We decline defendant’s invitation to rely on Fourth Amendment principles to expand the scope of the term dwelling for purposes of authorizing deadly force pursuant to N.J.S.A. 2C:3-4(b)(2)(b)(i). The Fourth Amendment and its state constitutional counterpart–Article I, paragraph 7 of the New Jersey Constitution–serve a different purpose than the statutory framework that explains when a person is justified in using deadly force. The Fourth Amendment and Article I, paragraph 7, protect against liberty and privacy incursions by the government in the form of arrests, searches, and seizures. These constitutional provisions do not protect against intrusions by private actors. See State v. Navarro, (App. Div. 1998) (holding that the Fourth Amendment applies only to government actions and not to unreasonable searches conducted by a landlady). Ultimately, the scope of the dwelling exception to the general duty to retreat before employing deadly force is defined by statute, not by Fourth Amendment principles.
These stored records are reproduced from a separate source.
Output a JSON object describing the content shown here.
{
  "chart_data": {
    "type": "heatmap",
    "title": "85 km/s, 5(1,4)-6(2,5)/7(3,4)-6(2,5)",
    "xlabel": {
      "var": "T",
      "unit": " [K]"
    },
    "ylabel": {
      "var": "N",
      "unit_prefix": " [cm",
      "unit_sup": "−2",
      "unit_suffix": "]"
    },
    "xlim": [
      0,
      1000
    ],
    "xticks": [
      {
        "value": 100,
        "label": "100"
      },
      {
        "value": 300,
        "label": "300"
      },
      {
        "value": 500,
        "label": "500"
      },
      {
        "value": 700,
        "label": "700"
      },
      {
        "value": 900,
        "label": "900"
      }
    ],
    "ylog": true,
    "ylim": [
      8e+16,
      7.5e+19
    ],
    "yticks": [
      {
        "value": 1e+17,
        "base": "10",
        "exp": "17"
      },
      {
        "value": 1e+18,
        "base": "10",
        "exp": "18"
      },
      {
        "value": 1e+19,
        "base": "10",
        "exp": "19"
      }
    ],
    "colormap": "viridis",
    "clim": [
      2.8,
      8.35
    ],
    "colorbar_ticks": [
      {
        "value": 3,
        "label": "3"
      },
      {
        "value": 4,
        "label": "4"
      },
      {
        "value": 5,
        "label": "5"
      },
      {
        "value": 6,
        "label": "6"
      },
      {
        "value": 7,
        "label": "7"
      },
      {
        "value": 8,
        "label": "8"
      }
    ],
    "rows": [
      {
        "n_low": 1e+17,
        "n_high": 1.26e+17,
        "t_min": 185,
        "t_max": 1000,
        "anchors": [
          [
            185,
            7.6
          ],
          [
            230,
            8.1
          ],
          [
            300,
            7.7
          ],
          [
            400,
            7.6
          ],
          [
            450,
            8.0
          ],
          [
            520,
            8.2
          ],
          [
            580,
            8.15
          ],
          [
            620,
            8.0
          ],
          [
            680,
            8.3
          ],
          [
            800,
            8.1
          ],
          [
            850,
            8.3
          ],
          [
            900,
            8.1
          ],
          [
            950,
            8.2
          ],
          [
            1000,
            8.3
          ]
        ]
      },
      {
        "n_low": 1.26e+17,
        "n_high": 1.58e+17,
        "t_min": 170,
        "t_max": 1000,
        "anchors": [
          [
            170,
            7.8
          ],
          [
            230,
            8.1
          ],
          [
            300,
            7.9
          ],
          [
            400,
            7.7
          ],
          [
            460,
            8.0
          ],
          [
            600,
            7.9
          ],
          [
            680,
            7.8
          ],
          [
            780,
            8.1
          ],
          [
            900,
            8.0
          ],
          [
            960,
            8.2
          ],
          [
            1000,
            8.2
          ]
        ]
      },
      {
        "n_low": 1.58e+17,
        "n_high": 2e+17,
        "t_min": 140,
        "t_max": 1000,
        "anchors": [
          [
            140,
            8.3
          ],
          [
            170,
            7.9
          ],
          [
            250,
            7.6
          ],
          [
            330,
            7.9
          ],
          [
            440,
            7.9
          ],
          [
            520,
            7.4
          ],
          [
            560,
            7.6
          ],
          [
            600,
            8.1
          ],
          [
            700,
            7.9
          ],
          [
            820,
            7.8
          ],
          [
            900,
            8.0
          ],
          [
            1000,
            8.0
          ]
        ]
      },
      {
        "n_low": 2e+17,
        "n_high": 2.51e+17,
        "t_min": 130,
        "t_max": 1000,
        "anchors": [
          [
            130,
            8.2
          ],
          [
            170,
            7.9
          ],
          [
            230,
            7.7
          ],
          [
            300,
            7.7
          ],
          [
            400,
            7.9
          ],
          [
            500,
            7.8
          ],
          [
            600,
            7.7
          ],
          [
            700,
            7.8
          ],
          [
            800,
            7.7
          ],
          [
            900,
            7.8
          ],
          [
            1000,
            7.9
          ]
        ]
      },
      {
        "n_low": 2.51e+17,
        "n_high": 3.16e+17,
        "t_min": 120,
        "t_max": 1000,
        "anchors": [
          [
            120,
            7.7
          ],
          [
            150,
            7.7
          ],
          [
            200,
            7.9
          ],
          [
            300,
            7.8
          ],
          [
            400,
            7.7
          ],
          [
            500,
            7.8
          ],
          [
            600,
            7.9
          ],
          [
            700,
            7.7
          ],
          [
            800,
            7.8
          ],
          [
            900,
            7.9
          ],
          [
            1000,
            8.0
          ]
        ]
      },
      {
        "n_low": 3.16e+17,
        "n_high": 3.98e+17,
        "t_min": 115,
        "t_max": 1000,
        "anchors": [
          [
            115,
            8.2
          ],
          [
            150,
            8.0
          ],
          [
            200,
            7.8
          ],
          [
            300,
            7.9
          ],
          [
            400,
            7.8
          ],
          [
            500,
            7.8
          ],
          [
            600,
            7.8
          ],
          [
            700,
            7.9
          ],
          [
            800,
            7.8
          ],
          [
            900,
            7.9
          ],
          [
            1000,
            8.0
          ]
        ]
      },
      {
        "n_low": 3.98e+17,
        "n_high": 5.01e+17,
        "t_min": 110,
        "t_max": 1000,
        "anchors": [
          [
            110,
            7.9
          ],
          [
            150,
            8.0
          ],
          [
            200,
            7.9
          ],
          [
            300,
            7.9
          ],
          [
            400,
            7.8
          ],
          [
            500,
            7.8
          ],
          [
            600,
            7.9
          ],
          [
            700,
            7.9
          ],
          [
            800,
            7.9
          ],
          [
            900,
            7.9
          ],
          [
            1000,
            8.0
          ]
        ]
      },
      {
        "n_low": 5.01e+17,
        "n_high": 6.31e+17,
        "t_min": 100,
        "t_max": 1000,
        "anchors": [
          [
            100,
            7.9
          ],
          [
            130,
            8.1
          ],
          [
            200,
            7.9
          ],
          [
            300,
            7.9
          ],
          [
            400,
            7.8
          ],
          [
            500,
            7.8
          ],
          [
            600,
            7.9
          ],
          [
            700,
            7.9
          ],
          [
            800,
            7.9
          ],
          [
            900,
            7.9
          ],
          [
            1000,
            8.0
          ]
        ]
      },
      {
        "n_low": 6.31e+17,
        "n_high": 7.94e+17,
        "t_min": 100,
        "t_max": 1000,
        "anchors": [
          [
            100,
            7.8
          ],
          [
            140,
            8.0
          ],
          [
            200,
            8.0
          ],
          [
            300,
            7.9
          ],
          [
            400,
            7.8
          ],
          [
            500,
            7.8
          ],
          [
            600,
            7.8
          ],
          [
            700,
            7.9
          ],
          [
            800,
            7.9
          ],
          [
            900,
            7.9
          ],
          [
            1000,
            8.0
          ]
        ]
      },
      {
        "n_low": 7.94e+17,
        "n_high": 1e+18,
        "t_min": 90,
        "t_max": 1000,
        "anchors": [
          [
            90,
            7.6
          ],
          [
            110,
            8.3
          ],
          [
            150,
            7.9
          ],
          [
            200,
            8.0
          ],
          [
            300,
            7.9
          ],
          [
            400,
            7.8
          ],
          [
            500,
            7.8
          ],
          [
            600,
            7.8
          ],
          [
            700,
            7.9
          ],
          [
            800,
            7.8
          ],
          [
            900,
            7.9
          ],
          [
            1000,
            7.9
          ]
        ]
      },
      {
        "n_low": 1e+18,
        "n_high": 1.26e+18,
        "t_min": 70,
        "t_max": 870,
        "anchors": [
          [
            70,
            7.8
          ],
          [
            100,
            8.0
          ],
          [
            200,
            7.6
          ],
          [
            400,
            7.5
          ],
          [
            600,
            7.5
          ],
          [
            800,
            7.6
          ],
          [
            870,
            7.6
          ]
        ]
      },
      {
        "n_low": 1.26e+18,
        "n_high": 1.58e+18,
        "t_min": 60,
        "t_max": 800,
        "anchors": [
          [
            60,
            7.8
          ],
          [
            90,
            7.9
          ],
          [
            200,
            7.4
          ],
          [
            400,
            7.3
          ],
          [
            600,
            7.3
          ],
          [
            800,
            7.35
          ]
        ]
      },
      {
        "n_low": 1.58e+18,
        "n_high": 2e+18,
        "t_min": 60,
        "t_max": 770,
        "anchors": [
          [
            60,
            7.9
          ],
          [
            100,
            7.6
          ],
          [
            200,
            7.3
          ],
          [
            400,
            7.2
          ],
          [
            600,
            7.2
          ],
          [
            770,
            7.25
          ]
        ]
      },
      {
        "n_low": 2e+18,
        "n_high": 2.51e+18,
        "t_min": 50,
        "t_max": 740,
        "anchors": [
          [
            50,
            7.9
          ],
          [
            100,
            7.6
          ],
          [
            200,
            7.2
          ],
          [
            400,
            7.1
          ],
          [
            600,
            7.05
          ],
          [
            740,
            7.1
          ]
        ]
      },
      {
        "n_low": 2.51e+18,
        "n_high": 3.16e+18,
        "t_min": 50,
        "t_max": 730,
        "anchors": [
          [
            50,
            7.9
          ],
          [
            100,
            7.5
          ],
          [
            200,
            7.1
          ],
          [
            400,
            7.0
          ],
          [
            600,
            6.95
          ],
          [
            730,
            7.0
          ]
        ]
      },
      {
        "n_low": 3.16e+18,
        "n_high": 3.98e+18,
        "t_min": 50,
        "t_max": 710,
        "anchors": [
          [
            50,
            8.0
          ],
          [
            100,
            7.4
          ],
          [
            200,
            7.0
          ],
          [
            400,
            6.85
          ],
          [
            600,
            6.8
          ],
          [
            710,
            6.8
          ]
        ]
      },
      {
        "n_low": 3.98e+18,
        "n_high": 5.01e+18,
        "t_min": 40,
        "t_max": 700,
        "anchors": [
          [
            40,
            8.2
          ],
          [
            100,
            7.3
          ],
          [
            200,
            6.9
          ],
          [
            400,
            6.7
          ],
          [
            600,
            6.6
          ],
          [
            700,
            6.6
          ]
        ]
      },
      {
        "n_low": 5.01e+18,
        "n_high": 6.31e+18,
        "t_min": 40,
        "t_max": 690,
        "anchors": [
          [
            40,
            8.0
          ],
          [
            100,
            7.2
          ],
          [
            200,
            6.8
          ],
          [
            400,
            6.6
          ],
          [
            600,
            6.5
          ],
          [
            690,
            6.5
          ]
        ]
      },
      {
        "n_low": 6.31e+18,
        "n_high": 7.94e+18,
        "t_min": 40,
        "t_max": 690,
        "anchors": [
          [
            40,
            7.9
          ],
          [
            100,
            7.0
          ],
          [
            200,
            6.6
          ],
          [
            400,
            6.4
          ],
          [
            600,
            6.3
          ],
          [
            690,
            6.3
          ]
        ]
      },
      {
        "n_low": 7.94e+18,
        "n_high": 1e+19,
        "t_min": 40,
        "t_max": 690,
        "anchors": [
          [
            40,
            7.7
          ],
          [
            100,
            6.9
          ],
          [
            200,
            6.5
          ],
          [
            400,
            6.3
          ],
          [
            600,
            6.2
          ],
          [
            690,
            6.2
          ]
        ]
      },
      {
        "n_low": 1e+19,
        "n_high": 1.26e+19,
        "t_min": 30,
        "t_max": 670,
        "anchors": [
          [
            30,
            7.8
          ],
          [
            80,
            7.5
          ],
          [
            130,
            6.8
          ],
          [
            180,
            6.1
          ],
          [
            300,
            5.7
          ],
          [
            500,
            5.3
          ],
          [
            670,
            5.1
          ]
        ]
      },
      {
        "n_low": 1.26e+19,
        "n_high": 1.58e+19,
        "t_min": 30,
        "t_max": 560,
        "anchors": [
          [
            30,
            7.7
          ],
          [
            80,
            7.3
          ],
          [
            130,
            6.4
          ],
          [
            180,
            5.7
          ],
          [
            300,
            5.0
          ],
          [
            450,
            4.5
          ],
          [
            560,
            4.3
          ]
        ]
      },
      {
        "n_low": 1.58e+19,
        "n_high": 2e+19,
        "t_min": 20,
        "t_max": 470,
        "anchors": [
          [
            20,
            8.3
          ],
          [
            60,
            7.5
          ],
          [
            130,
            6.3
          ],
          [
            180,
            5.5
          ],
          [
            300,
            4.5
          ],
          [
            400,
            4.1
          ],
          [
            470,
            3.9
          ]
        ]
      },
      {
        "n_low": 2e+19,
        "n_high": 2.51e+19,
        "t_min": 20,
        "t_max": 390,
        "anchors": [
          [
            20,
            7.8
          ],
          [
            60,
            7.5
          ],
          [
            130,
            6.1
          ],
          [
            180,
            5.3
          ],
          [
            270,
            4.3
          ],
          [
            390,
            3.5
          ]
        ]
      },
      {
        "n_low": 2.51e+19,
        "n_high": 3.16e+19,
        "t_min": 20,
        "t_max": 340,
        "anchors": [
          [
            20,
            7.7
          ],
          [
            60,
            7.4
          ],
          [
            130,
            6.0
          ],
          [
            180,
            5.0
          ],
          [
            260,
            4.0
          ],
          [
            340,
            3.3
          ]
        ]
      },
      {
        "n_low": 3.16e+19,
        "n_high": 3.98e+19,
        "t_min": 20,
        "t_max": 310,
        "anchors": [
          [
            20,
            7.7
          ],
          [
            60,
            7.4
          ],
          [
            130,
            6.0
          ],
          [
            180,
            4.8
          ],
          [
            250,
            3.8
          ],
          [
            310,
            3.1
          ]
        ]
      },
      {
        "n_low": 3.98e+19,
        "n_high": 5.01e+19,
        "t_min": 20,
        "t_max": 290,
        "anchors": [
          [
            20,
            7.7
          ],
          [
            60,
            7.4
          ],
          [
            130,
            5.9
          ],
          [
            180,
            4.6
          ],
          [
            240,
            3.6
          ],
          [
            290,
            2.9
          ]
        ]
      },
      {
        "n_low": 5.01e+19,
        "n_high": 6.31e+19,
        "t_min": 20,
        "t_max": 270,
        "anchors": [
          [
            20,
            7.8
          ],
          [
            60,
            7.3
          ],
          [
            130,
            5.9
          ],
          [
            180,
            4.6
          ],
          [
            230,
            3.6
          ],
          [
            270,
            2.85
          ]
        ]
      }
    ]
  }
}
We find support for our conclusion that N.J.S.A. 2C:3-4(b)(2)(b)(i) does not extend throughout the curtilage of a home in Bonano. That pre-code case interpreted and applied the duty-to-retreat principles that are now codified in N.J.S.A. 2C:3-4(b)(2)(b)(i) and N.J.S.A. 2C:3-4(c). In Bonano, the Supreme Court examined the so-called “castle doctrine,” which is the common law exception to the general rule that a person must retreat when it is reasonably safe to do so before using deadly force for self-protection or the protection of others. The Court in Bonano relied on our State’s predecessor general self-defense statute, and on common law principles exempting the general duty to retreat when using protective force in one’s own home. The Court quoted our then-recent observation in State v. Provoid (App. Div. 1970), that “the majority of jurisdictions in this country have concluded the privilege of self-defense without retreat extends to anywhere within the ‘curtilage’ of a man’s or woman’s home.”
The Appellate Division’s narrow interpretation of what is often a firearms issue is consistent with New Jersey law. Our state has some of the most restrictive firearm laws in the country.